Their 15-year-old daughter still struggles to understand her father’s illness, even after reading books about PTSD.
“She still takes it personally,” Rocio Alvarado said. “For her, it’s very traumatic.”
U.S. Army veteran Robert Reynolds remembers the long line of pitched tents along San Vicente Boulevard outside the West Los Angeles VA complex that made up Veterans Row.
“Camping used to be right there,” he said, marking the location with his hand.
“It used to line the street about a quarter mile down.”
There were attempted suicides on Veterans Row, Reynolds said. He attributes them to veterans in a mental health crisis having limited or no access to care or shelter.
“They go down a dark road,” he said.
The homeless situation on Veterans Row lasted almost two years before the tents came down in November 2022, and the veterans began moving into the eight- by eight-foot tiny homes on the VA campus.
Now, Reynolds helps homeless veterans at the shelters as a member of American Veterans Post 2 in Los Angeles.

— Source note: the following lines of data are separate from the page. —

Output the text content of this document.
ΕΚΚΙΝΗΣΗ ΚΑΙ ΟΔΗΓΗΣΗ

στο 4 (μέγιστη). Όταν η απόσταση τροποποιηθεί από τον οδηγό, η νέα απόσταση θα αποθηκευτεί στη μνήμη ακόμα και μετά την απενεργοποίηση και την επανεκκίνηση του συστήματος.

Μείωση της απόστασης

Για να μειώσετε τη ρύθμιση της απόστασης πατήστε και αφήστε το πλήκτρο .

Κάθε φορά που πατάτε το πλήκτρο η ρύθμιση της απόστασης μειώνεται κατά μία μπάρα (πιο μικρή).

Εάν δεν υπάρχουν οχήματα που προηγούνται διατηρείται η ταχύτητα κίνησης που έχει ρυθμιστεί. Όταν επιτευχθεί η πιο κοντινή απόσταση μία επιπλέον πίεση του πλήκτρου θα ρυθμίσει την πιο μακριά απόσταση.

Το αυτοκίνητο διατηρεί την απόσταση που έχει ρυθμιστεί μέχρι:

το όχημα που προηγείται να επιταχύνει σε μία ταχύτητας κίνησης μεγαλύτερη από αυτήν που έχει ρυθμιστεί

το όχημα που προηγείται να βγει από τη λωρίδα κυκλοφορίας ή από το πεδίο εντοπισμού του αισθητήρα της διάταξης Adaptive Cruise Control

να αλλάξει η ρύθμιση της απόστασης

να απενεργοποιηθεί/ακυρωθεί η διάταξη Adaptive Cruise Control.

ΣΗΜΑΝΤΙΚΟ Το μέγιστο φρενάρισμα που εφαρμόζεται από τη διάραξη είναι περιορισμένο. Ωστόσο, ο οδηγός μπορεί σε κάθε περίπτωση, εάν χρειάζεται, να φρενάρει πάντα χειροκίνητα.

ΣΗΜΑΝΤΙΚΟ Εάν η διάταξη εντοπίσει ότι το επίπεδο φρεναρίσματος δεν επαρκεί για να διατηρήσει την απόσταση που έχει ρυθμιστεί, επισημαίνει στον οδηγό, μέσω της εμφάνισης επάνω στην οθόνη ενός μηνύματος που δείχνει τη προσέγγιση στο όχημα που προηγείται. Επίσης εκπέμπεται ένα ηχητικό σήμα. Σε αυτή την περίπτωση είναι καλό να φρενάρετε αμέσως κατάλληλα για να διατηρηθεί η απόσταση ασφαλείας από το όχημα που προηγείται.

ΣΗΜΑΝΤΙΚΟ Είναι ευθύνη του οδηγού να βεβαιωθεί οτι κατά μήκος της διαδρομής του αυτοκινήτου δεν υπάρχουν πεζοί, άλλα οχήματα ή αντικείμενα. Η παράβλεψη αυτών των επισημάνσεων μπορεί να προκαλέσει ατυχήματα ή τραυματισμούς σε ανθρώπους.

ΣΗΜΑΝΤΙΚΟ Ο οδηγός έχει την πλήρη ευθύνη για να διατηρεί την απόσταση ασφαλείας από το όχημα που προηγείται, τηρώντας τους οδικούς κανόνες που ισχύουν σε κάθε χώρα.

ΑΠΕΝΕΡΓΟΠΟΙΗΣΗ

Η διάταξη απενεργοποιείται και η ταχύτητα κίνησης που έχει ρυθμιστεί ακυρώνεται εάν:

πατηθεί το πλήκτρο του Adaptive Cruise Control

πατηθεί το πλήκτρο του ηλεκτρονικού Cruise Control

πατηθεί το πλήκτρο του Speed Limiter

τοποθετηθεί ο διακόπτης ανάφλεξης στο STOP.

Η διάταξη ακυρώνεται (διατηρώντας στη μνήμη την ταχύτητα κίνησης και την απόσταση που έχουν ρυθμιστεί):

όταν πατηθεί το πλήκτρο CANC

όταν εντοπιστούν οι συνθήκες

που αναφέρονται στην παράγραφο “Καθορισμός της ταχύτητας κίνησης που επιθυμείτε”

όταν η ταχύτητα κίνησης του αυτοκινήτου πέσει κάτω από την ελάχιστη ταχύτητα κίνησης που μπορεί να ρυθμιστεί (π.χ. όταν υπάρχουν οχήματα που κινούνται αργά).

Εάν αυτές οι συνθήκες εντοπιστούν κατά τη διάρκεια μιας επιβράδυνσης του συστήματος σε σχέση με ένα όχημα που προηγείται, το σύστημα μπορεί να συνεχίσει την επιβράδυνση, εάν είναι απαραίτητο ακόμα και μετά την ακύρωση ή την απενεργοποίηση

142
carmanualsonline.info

While the tiny homes are a step up from living on the street, Reynolds said more should be done to meet the long-term housing needs of veterans.
“I’m happy there’s at least something where they can show up and have a place to stay,” he told The Epoch Times. “They should be in buildings.
“I think it’s disgraceful you have all these empty buildings [on campus] and all these veterans in sheds with wheelchairs and walkers. It’s crazy.”
Northrop said the worst part of having PTSD is its inner nature, especially during a pandemic, and having to sit around nursing one’s thoughts.
Trina believes her son Brendan might not have survived if it hadn’t been for the emotional support from OTOW.
“I don’t think [veterans are] taught to come back into the civilian world,” she said. “You’re always in survival mode. But when you come back to the civilian world, if there’s nobody to help you or talk to you, your mind is constantly in that mode.
“I believe in my heart Tom and Shannon saved Brandon. I think he would have committed suicide.”
West said the most important thing missing in the lives of veterans is the close brotherhood they experienced in the military.
That sense of purpose and belonging is the key to a lasting recovery from PTSD, he said.
“I don’t believe there’s a point of no return with any human being,” West said, although “nothing will match what you did in the service.”
He said when you put on the uniform, “when you’re with your brothers and sisters—I'll tell you, there’s nothing greater in life than that experience. And then, when you come out, it all goes away.”